In the past decades, an increasing number of impressionistic and anecdotal reports along with a significant number of observational studies have reported the prevalence rates and types of emotional and cognitive symptoms persistent among stroke survivors in developing countries. In this regard, such studies must be applied in a wider context so that evidence-based quantification, prevention, and mitigation can be contemplated upon. To date, while there have been narrative reviews reported from developing countries [3][13][3,13], there are no critical appraisals such as systematic reviews or metanalyses on psychiatric and cognitive symptoms among stroke survivors.
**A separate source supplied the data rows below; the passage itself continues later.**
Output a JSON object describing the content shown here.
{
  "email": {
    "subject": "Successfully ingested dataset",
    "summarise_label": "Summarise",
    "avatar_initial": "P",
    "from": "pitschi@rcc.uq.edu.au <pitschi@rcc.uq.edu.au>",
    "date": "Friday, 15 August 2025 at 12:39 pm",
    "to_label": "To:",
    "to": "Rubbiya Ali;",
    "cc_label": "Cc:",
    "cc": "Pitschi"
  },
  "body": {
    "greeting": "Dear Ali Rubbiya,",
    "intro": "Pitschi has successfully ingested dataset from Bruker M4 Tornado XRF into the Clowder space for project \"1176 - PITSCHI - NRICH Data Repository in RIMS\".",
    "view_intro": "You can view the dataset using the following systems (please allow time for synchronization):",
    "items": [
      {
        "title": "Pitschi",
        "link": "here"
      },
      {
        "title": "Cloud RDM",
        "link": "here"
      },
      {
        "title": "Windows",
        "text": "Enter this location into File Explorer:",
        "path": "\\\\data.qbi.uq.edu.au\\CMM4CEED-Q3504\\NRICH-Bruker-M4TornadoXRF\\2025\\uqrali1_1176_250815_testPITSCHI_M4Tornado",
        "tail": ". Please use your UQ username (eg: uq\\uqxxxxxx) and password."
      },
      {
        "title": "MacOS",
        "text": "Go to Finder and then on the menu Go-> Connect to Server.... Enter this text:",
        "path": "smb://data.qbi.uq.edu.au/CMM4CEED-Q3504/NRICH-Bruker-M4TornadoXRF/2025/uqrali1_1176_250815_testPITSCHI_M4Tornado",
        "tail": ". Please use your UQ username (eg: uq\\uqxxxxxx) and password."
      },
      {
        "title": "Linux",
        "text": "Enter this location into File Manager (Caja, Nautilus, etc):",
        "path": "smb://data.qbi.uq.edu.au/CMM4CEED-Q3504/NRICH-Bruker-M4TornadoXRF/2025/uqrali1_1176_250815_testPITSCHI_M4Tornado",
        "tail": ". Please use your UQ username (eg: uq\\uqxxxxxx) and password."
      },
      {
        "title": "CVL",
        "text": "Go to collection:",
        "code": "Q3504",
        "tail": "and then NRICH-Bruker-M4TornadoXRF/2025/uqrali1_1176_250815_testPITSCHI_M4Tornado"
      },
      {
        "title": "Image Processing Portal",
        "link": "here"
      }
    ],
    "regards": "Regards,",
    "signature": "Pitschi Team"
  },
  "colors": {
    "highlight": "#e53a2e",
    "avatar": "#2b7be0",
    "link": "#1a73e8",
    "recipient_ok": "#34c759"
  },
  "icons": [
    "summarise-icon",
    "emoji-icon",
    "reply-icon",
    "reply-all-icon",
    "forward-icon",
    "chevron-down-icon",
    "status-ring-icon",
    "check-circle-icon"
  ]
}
While there is an abundance of research on cognitive and psychiatric symptoms secondary to stroke from many industrialized countries [14][15][16][14,15,16], little has been forthcoming from countries of the ‘global south’, despite showing a high prevalence of stroke. The established high variability in the incidence of post-stroke cognitive and psychiatric symptoms found across varied populations might imply that the role played by various idiosyncratic socio-cultural or ecological factors in determining the types and expression of these post-stroke sequelae is substantial [17][18][17,18]. Thus, complete reliance on the data from industrialized countries might not be viable when ameliorating the situation in developing countries. Additionally, a critical appraisal of the prevailing secondary post-stroke conditions in developing countries has the potential to help standardize the taxonomy relevant to a screening approach which, in turn, could aid in the efforts towards intervention, remedy, and rehabilitation. Furthermore, these taxonomic assumptions could be used for the allocation of resources, the making of administrative decisions, professional communication, diagnostic formulations, research, epidemiology, and public policy.

3. Conclusions

The present region of interest that is often alternatively labelled the ‘global south’ or simply ‘developing countries’ has been widely described as being plagued with two health threats. One of them includes the traditional enemies of health such as malnutrition, child mortality, and environment-related and infectious diseases, while the other includes non-communicable diseases that entail, for example, neurological events that lead to the debilitating sequelae of focal (or global) disturbance in cerebral function. Around 80% of the global population resides in these regions and while existing rudimental emergency services and critical care often lead to high death rates among the majority of those sustaining stroke, a significant number of them have gone on to survive, though with severely debilitating conditions. The present review has suggested that both psychiatric and cognitive symptoms are common among stroke survivors in the regions of West and South Asia and Africa, and form part of the unmet needs of such survivors. Concerted efforts are needed to institute more robust studies using culturally sensitive measures to contemplate mechanisms that would address the needs of these vulnerable populations.